Weakly informative priors for variance parameters

  • For the variance parameter \(\tau\), we use the uniform prior \(\text{Unif}(0, A)\), which is a proper noninformative prior.
  • Another choice is Inverse-Gamma\((\epsilon, \epsilon)\), with small \(\epsilon\).

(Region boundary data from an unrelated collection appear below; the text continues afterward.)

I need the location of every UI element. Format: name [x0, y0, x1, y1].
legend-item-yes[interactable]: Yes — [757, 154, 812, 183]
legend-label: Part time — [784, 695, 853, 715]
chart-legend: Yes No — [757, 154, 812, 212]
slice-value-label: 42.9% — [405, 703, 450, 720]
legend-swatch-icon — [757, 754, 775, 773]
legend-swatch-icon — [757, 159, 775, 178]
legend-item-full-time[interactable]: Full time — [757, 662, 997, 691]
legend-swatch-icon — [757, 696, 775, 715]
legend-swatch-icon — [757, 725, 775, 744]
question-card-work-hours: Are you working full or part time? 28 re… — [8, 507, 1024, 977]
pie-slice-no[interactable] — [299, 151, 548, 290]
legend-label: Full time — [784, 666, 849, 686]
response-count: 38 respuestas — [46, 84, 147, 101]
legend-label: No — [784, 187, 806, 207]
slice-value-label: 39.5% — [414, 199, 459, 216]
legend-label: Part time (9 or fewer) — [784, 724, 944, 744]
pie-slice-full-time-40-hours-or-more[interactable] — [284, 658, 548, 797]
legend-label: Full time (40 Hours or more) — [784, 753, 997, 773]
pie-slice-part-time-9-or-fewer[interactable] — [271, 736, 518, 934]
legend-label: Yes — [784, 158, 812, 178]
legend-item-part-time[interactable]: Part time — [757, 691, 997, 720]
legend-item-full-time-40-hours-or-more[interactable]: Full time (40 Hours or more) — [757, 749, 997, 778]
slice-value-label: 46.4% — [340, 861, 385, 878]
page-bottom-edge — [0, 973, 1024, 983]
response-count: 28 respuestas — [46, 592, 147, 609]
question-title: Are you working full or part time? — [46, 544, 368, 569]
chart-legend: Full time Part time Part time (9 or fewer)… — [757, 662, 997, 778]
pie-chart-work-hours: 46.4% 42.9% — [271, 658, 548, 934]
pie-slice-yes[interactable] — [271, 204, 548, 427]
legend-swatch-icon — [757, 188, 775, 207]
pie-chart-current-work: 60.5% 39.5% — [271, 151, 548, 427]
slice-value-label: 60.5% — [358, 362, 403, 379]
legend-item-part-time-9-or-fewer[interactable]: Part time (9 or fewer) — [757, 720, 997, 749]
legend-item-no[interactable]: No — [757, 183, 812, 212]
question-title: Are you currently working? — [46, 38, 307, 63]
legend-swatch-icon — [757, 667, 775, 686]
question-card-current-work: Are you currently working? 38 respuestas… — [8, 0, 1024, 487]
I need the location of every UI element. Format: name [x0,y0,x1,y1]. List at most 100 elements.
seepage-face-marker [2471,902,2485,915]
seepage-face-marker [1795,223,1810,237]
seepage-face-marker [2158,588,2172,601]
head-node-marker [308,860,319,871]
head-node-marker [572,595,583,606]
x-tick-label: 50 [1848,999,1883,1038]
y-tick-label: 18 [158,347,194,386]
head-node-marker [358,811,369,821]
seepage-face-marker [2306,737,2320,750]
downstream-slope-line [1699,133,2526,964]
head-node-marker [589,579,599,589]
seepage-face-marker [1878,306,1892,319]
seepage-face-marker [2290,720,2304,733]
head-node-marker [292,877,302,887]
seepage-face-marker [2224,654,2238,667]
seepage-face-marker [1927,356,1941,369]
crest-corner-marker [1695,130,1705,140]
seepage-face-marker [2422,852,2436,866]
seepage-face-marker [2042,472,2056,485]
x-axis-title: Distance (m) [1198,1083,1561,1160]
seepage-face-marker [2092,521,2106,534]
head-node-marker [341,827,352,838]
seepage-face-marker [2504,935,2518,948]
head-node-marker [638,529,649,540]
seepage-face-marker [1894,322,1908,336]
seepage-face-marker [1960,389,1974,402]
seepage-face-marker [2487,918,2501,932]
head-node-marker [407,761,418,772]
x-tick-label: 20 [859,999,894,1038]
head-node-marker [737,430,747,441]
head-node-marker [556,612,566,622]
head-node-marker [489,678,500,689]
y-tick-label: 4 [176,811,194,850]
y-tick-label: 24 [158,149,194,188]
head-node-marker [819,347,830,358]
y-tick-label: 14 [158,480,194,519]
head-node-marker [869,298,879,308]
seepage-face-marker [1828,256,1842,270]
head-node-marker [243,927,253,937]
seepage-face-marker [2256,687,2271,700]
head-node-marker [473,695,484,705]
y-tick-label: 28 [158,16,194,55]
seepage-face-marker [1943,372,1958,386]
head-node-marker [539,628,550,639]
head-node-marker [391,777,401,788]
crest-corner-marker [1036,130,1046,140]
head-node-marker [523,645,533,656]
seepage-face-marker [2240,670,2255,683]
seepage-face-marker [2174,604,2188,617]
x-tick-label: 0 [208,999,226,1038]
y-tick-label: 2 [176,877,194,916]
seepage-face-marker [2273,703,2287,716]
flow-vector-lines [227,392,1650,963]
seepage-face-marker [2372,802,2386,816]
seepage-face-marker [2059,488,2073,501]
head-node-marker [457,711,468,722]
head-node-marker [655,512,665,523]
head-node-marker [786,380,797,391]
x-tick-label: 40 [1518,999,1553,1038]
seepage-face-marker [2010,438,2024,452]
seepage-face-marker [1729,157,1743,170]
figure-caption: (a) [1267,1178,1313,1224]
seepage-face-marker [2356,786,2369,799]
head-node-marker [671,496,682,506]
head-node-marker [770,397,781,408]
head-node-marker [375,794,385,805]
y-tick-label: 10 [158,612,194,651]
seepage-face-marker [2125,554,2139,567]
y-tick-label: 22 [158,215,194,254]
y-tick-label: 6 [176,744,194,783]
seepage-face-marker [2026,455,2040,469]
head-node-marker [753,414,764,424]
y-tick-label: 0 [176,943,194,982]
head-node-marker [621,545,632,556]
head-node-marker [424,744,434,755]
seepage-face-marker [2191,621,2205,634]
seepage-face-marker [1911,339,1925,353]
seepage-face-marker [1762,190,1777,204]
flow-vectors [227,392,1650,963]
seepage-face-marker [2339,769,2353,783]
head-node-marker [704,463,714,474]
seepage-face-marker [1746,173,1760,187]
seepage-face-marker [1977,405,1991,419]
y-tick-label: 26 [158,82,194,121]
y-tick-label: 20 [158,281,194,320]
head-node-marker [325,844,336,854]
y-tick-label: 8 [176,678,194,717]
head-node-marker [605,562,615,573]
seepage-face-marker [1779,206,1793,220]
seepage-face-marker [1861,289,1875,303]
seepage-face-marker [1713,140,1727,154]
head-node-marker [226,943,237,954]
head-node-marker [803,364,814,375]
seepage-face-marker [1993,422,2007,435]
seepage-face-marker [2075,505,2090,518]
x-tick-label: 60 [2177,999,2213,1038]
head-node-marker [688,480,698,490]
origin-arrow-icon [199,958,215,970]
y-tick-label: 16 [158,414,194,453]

  • How about the Jeffreys prior?
    • To compute the Jeffreys prior, you need to first find the marginal distribution \(f(x\mid \mu, \tau) = \int f(x \mid \theta) \pi(\theta \mid \mu, \tau) d\theta\).
    • Then compute the Fisher information of \(f(x \mid \mu, \tau)\).
    • Both steps are difficult!!
  • A bad news is that the posterior of \(\tau\) is sensitive to the choice of prior. You will see this in your homework.
  • Read Section 5.7 of BDA for more details.